SINGAPORE (July 16): Singapore’s ruling People’s Action Party (PAP) was duly returned with a supermajority following general elections on 10 July 2020. Yet there was some cause for disappointment as it suffered an 8.7 ppt loss in vote share since 2015 to capture just 61.24% of the votes -- it’s second-lowest in its history. Still, with the Covid-19 pandemic deepening traditional economic concerns about labour market conditions and cost of living, Singapore’s next government will be looking to deliver on its election promise of providing “jobs, jobs, jobs”.
Oxford Economics analyst Sung Eun Jung observes that the PAP’s vote share has trended downwards since 2001. While 2015 saw it gain a crushing victory with 69.9% of the valid votes, that election was widely regarded to be an exceptional one following the celebrations of Singapore’s 50th year of independence celebrations and the death of its first Prime Minister, Lee Kuan Yew. GE2020 was perhaps the natural continuation of this prevailing trend.
Despite gunning for every one of Singapore’s 93 parliamentary seats, the PAP lost three political office holders in a four-member Group Representative Constituency to the opposition Worker’s Party. This is only the second time since independence that an opposition party has managed to win one of these “super-constituencies” and sees the greatest amount of opposition representation in parliament since independence with 10 elected Worker’s Party (WP) MPs and two appointed non-constituency MPs (NCMPs) from the Progress Singapore Party (PSP). Nevertheless, retaining a supermajority means that the PAP’s mandate to govern remains relatively stable.
With Covid-19 still ravaging the global economy, however, Sung observes that the PAP will be eager to deliver on its election promise of “jobs, jobs, jobs” to a population anxious about their employment prospects and living costs as the country enters a technical recession. As an open globalised economy that relies heavily on foreign labour, she adds, discussions about immigration have become increasingly salient to discussions on protecting local jobs. Job creation has been a key thrust in the political platforms of both PAP and the opposition.
Before the election, the PAP introduced four budgets that included measures such as wage subsidies, income relief and job creation measures. It has promised to continue policies in a similar vein going into its next term in power. Meanwhile, WP -- Singapore’s most viable opposition outfit -- has also suggested a minimum wage for local workers and providing redundancy insurance for the unemployed.
In response to concerns about competition from foreign labour among the electorate, opposition parties have also proposed controlling employment pass approvals to protect local jobs. Such concerns have been a prominent election issue since the watershed 2011 general elections, which saw the PAP win its lowest ever vote share since independence. Subsequent PAP governments have already acted to tighten foreign labour inflows at every skill tier, resulting in a bottoming out of resident labour force share and a slight pick in recent years.

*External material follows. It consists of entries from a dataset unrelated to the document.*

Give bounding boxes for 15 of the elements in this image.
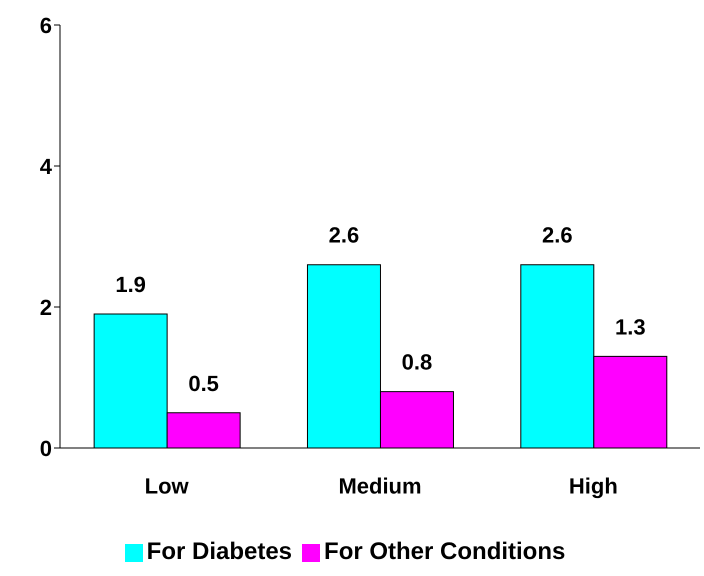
- data-label: 1.9: [115, 272, 146, 298]
- data-label: 0.8: [402, 350, 432, 375]
- data-label: 2.6: [542, 222, 573, 248]
- x-tick-label: Medium: [338, 474, 422, 499]
- x-tick-label: High: [568, 474, 618, 499]
- y-tick-label: 6: [40, 12, 52, 38]
- data-label: 2.6: [328, 222, 360, 248]
- y-tick-label: 0: [40, 436, 52, 461]
- legend-label: For Other Conditions: [324, 538, 566, 565]
- data-label: 0.5: [188, 370, 219, 396]
- y-tick-label: 2: [40, 294, 52, 320]
- x-tick-label: Low: [144, 474, 190, 499]
- y-tick-label: 4: [40, 154, 53, 179]
- legend-label: For Diabetes: [146, 538, 292, 565]
- data-label: 1.3: [615, 314, 646, 340]
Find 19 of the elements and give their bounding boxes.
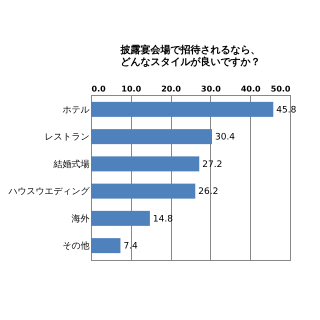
y-tick-label: レストラン <box>44 132 90 143</box>
y-tick-label: 結婚式場 <box>52 158 90 170</box>
x-tick-label: 20.0 <box>161 84 182 94</box>
x-tick-label: 0.0 <box>92 84 106 94</box>
y-tick-label: 海外 <box>72 213 90 224</box>
data-label: 27.2 <box>202 160 222 170</box>
y-tick-label: その他 <box>62 240 90 252</box>
y-tick-label: ホテル <box>62 105 90 116</box>
chart-title: 披露宴会場で招待されるなら、どんなスタイルが良いですか？ <box>120 44 260 68</box>
x-tick-label: 10.0 <box>121 84 142 94</box>
data-label: 7.4 <box>123 242 138 252</box>
x-tick-label: 30.0 <box>201 84 222 94</box>
data-label: 45.8 <box>276 105 297 116</box>
data-label: 26.2 <box>198 187 218 198</box>
data-label: 30.4 <box>214 132 236 143</box>
x-tick-label: 40.0 <box>240 84 261 94</box>
x-tick-label: 50.0 <box>270 84 291 94</box>
y-tick-label: ハウスウエディング <box>8 186 90 198</box>
data-label: 14.8 <box>152 214 174 224</box>
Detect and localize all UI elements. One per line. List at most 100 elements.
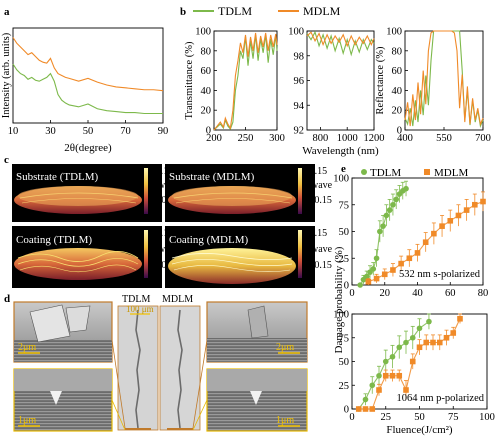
series-line-mdlm xyxy=(213,32,278,131)
data-point-tdlm xyxy=(373,255,380,262)
series-line-mdlm xyxy=(306,31,375,48)
y-tick-label: 75 xyxy=(339,200,350,211)
x-tick-label: 50 xyxy=(83,126,94,137)
x-tick-label: 90 xyxy=(158,126,169,137)
scale-label: 1μm xyxy=(18,415,36,426)
data-point-mdlm xyxy=(382,372,389,379)
data-point-tdlm xyxy=(390,201,396,208)
data-point-mdlm xyxy=(381,271,388,278)
colorbar xyxy=(144,230,148,278)
x-tick-label: 25 xyxy=(381,412,392,423)
chart-damage-1064: 0 25 50 75 100 0 25 50 75 100 Fluence(J/cm²) 1064 n… xyxy=(333,310,495,437)
y-tick-label: 40 xyxy=(392,86,403,97)
surface-tile-substrate-mdlm: Substrate (MDLM) xyxy=(165,164,315,222)
data-point-mdlm xyxy=(457,315,463,322)
x-tick-label: 10 xyxy=(8,126,19,137)
series-line-mdlm xyxy=(404,30,484,127)
data-point-tdlm xyxy=(369,382,376,389)
y-tick-label: 100 xyxy=(333,310,349,321)
chart-damage-532: 0 20 40 60 80 0 25 50 75 100 532 nm s-polarized TDL… xyxy=(333,167,488,299)
y-tick-label: 0 xyxy=(206,126,211,137)
top-legend: TDLM MDLM xyxy=(193,4,341,18)
data-point-mdlm xyxy=(439,223,445,229)
data-point-mdlm xyxy=(416,344,423,351)
data-point-tdlm xyxy=(416,325,423,332)
y-tick-label: 100 xyxy=(333,174,349,185)
data-point-mdlm xyxy=(396,372,403,379)
data-point-mdlm xyxy=(455,212,462,219)
data-point-mdlm xyxy=(443,334,450,341)
data-point-tdlm xyxy=(409,334,416,341)
panel-letter-b: b xyxy=(180,6,186,18)
data-point-tdlm xyxy=(389,353,396,360)
colorbar xyxy=(144,168,148,214)
x-tick-label: 700 xyxy=(475,133,491,144)
legend-marker-tdlm xyxy=(361,169,367,175)
center-label-mdlm: MDLM xyxy=(162,294,193,305)
series-line-tdlm xyxy=(12,63,163,115)
scale-label: 2μm xyxy=(276,342,294,353)
data-point-mdlm xyxy=(376,387,382,393)
x-tick-label: 0 xyxy=(349,412,354,423)
y-tick-label: 98 xyxy=(294,51,305,62)
plot-frame xyxy=(12,27,164,124)
data-point-mdlm xyxy=(450,330,457,336)
data-point-tdlm xyxy=(382,358,389,365)
surface-tile-substrate-tdlm: Substrate (TDLM) xyxy=(12,164,162,222)
colorbar-top-label: +0.15 xyxy=(304,228,327,239)
legend-label-tdlm: TDLM xyxy=(218,4,252,18)
x-tick-label: 70 xyxy=(120,126,131,137)
sem-mdlm-lower: 1μm xyxy=(206,368,308,432)
surface-tile-coating-mdlm: Coating (MDLM) xyxy=(165,226,315,288)
scale-label: 1μm xyxy=(276,415,294,426)
x-axis-label: 2θ(degree) xyxy=(64,142,112,154)
x-tick-label: 800 xyxy=(313,133,329,144)
data-point-tdlm xyxy=(362,396,369,403)
sem-tdlm-lower: 1μm xyxy=(13,368,113,432)
data-point-mdlm xyxy=(406,255,413,262)
panel-d-sem-images: 2μm 1μm TDLM MDLM 100 μm xyxy=(13,294,308,432)
data-point-mdlm xyxy=(403,387,409,393)
x-tick-label: 0 xyxy=(349,288,354,299)
y-tick-label: 0 xyxy=(397,126,402,137)
x-tick-label: 60 xyxy=(445,288,456,299)
data-point-tdlm xyxy=(386,207,393,213)
colorbar-bottom-label: -0.15 xyxy=(311,260,332,271)
scale-label: 2μm xyxy=(18,342,36,353)
y-tick-label: 0 xyxy=(344,281,349,292)
data-point-mdlm xyxy=(365,278,372,285)
data-point-mdlm xyxy=(369,406,376,412)
data-point-tdlm xyxy=(403,339,409,346)
data-point-mdlm xyxy=(436,339,443,346)
series-line-tdlm xyxy=(213,34,278,131)
x-axis-label: Fluence(J/cm²) xyxy=(386,424,453,436)
series-fit-mdlm xyxy=(358,318,461,410)
data-point-tdlm xyxy=(403,185,409,192)
x-tick-label: 200 xyxy=(206,133,222,144)
chart-annotation: 1064 nm p-polarized xyxy=(397,393,485,404)
data-point-tdlm xyxy=(393,196,400,203)
data-point-mdlm xyxy=(430,339,436,346)
y-tick-label: 50 xyxy=(339,227,350,238)
data-point-mdlm xyxy=(362,406,369,412)
data-point-mdlm xyxy=(463,207,470,213)
panel-letter-a: a xyxy=(4,6,10,18)
data-point-mdlm xyxy=(409,358,416,365)
panel-letter-e: e xyxy=(341,163,346,175)
x-axis-label: Wavelength (nm) xyxy=(302,145,379,157)
tile-label: Coating (TDLM) xyxy=(16,234,92,246)
surface-tile-coating-tdlm: Coating (TDLM) xyxy=(12,226,162,288)
data-point-tdlm xyxy=(426,318,432,325)
panel-c-surface-maps: Substrate (TDLM) +0.15 wave -0.15 Substr… xyxy=(12,164,333,288)
y-tick-label: 50 xyxy=(339,357,350,368)
legend-marker-mdlm xyxy=(424,169,430,175)
data-point-mdlm xyxy=(422,239,429,245)
y-tick-label: 0 xyxy=(344,405,349,416)
x-tick-label: 100 xyxy=(479,412,495,423)
colorbar-mid-label: wave xyxy=(311,180,333,191)
chart-transmittance-nir: 800 1000 1200 92 94 96 98 100 Wavelength (nm) xyxy=(288,27,384,158)
x-tick-label: 400 xyxy=(397,133,413,144)
y-tick-label: 94 xyxy=(294,101,305,112)
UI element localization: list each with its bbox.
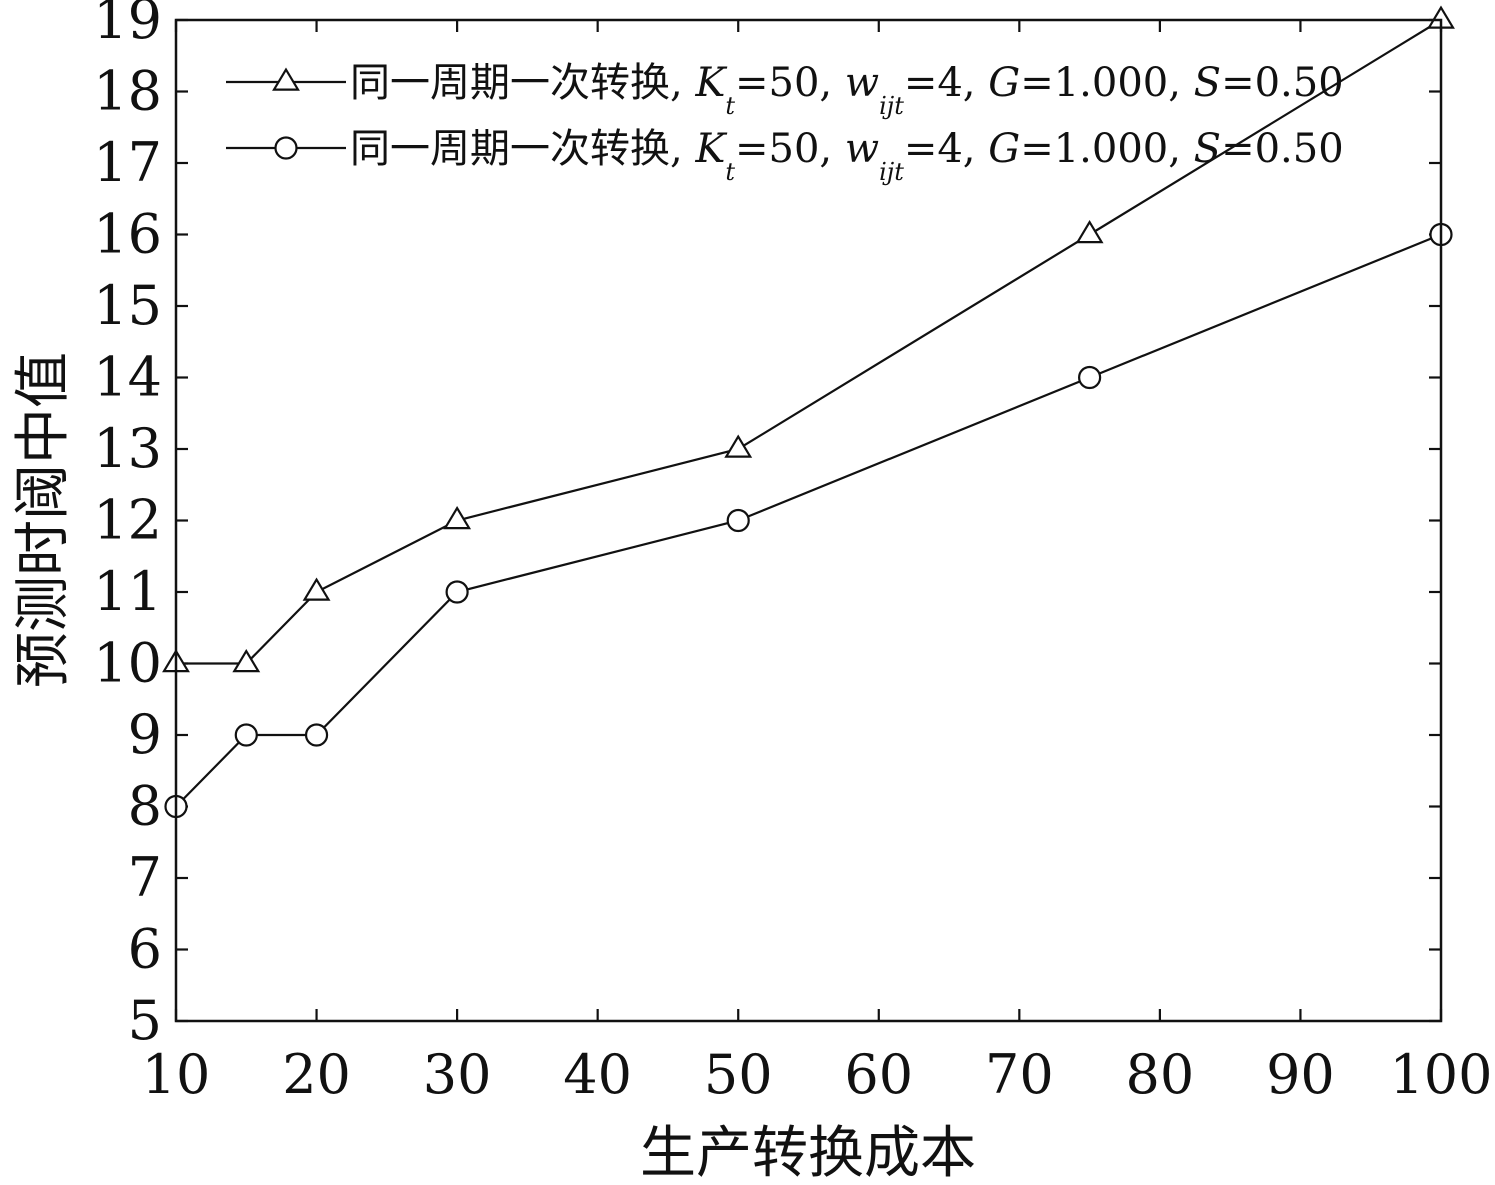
series-2 — [164, 222, 1453, 819]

“We have highlighted for some time that additional restrictions on foreign workers is a risk given Singapore’s heavy dependence on foreign labour. It could lead to firms suffering from labour shortages and increased labour costs as a result,” Sung warns. She also worries that long-term growth could be negatively affected if productivity gains are unable to offset losses from ageing demographics and tighter immigration. Still, she anticipates that the government will keep resident labour share relatively stable for the foreseeable future.
Plans by the PAP to increase goods and services tax (GST) from 7% to 9% some time around 2022-2025 could prove unpopular in light of weak economic conditions and high living costs. The WP has opposed a GST hike and proposes instead to raise the extra revenue by using an extra portion of the proceeds of government land sales -- which typically accrues completely to the national reserves -- for current expenditure. The PAP’s strong emphasis on fiscal discipline, says Sung, suggests that rules regarding the reserves are unlikely to change any time soon.
While Sung’s baseline forecast assumes that GST will rise in 2022, she notes that this could be postponed based on the speed of the economic recovery. “While we don’t think the government will shy away from tapping into fiscal reserves to ramp up fiscal stimulus amid a global recession, we expect the reserves to be replenished once the economy rebounds to secure ample fiscal space,” she concludes.